Frases motivacionais como, por exemplo, “segue em frente”, “seja forte”, “levante a cabeça”, ou “a vida continua, não sofra por isso”, podem ser uma agressão psicológica, como se ordenasse alguém a correr sem ter pernas. É preciso suportar o processo de luto de uma pessoa e considerar a dor de quem sente falta de algo. É fundamental que a pessoa que está no processo de luto se sinta autorizada a sofrer, ao invés de se sentir constrangida pelo seu sofrimento.
O processo do luto pela perda de seus objetos investidos de afeto (pessoas, coisas, lugares, entre outros) tende a seguir algumas fases.
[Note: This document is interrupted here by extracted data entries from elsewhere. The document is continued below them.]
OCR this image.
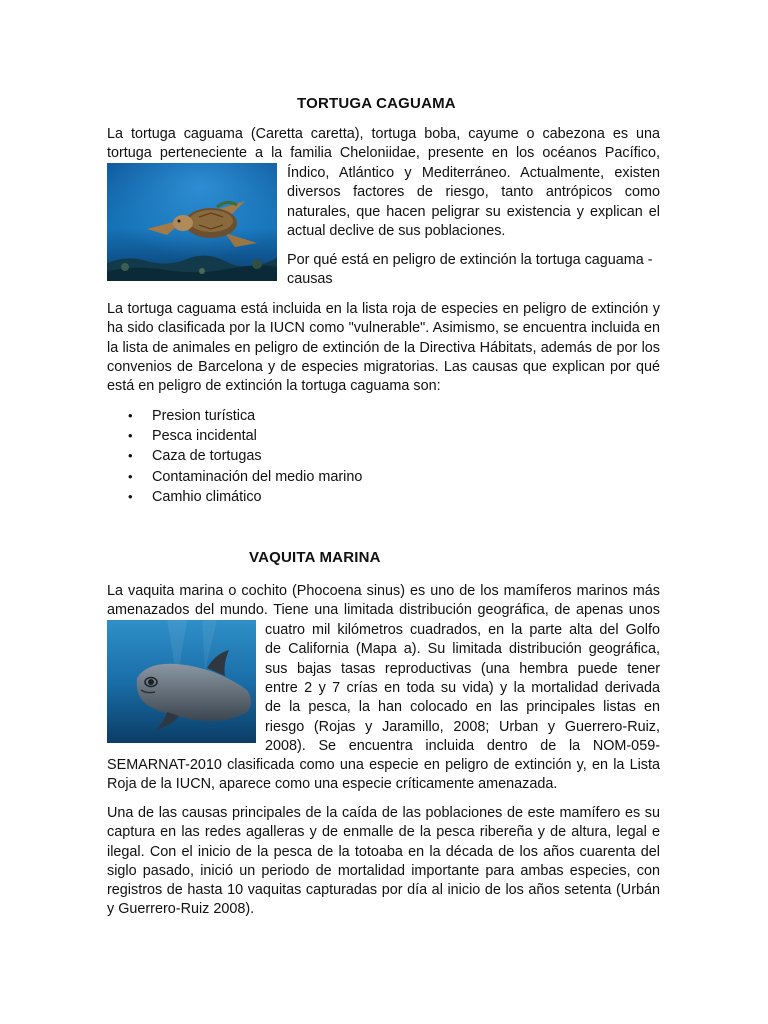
TORTUGA CAGUAMA

La tortuga caguama (Caretta caretta), tortuga boba, cayume o cabezona es una

tortuga perteneciente a la familia Cheloniidae, presente en los océanos Pacífico,

Índico, Atlántico y Mediterráneo. Actualmente, existen

diversos factores de riesgo, tanto antrópicos como

naturales, que hacen peligrar su existencia y explican el

actual declive de sus poblaciones.

Por qué está en peligro de extinción la tortuga caguama - causas

La tortuga caguama está incluida en la lista roja de especies en peligro de extinción y ha sido clasificada por la IUCN como "vulnerable". Asimismo, se encuentra incluida en la lista de animales en peligro de extinción de la Directiva Hábitats, además de por los convenios de Barcelona y de especies migratorias. Las causas que explican por qué está en peligro de extinción la tortuga caguama son:

• Presion turística
• Pesca incidental
• Caza de tortugas
• Contaminación del medio marino
• Camhio climático
VAQUITA MARINA

La vaquita marina o cochito (Phocoena sinus) es uno de los mamíferos marinos más

amenazados del mundo. Tiene una limitada distribución geográfica, de apenas unos

cuatro mil kilómetros cuadrados, en la parte alta del Golfo

de California (Mapa a). Su limitada distribución geográfica,

sus bajas tasas reproductivas (una hembra puede tener

entre 2 y 7 crías en toda su vida) y la mortalidad derivada

de la pesca, la han colocado en las principales listas en

riesgo (Rojas y Jaramillo, 2008; Urban y Guerrero-Ruiz,

2008). Se encuentra incluida dentro de la NOM-059-

SEMARNAT-2010 clasificada como una especie en peligro de extinción y, en la Lista

Roja de la IUCN, aparece como una especie críticamente amenazada.

Una de las causas principales de la caída de las poblaciones de este mamífero es su captura en las redes agalleras y de enmalle de la pesca ribereña y de altura, legal e ilegal. Con el inicio de la pesca de la totoaba en la década de los años cuarenta del siglo pasado, inició un periodo de mortalidad importante para ambas especies, con registros de hasta 10 vaquitas capturadas por día al inicio de los años setenta (Urbán y Guerrero-Ruiz 2008).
A primeira é a negação na qual a pessoa acha que vai acordar de um pesadelo. A segunda é a raiva em que há uma revolta contra a situação e início de culpa ao outro e a si mesmo. A terceira é barganha, uma tentativa desesperada de reverter a situação. A quarta é a depressão, período introspectivo caracterizado pela tristeza, solidão e choro. Por último a aceitação, momento em que a realidade confronta a pessoa e ela se dá conta de que não há volta no tempo para mudar o passado.
Por mais que se acompanhe notícias e que entendamos que viver é estar à mercê das contingências, em nosso psiquismo a falta como expressão do negativo, nunca se inscreve. Portanto, jamais estaremos preparados para lidar com a perda, seja ela da ordem que for. Entretanto, existe uma tendência psíquica que visa restabelecer a ordem do seu funcionamento, só que é preciso reconhecer que nem sempre quem está passando por um processo de luto conseguirá restabelecer essa ordem sozinho. O apoio da família e amigos sempre será fundamental e a ajuda de profissionais especialistas pode ser importante para que as feridas psíquicas se fechem e o sujeito se reconecte com a vida.
*Juliana dos Santos é psicóloga, psicanalista e professora da Uninter.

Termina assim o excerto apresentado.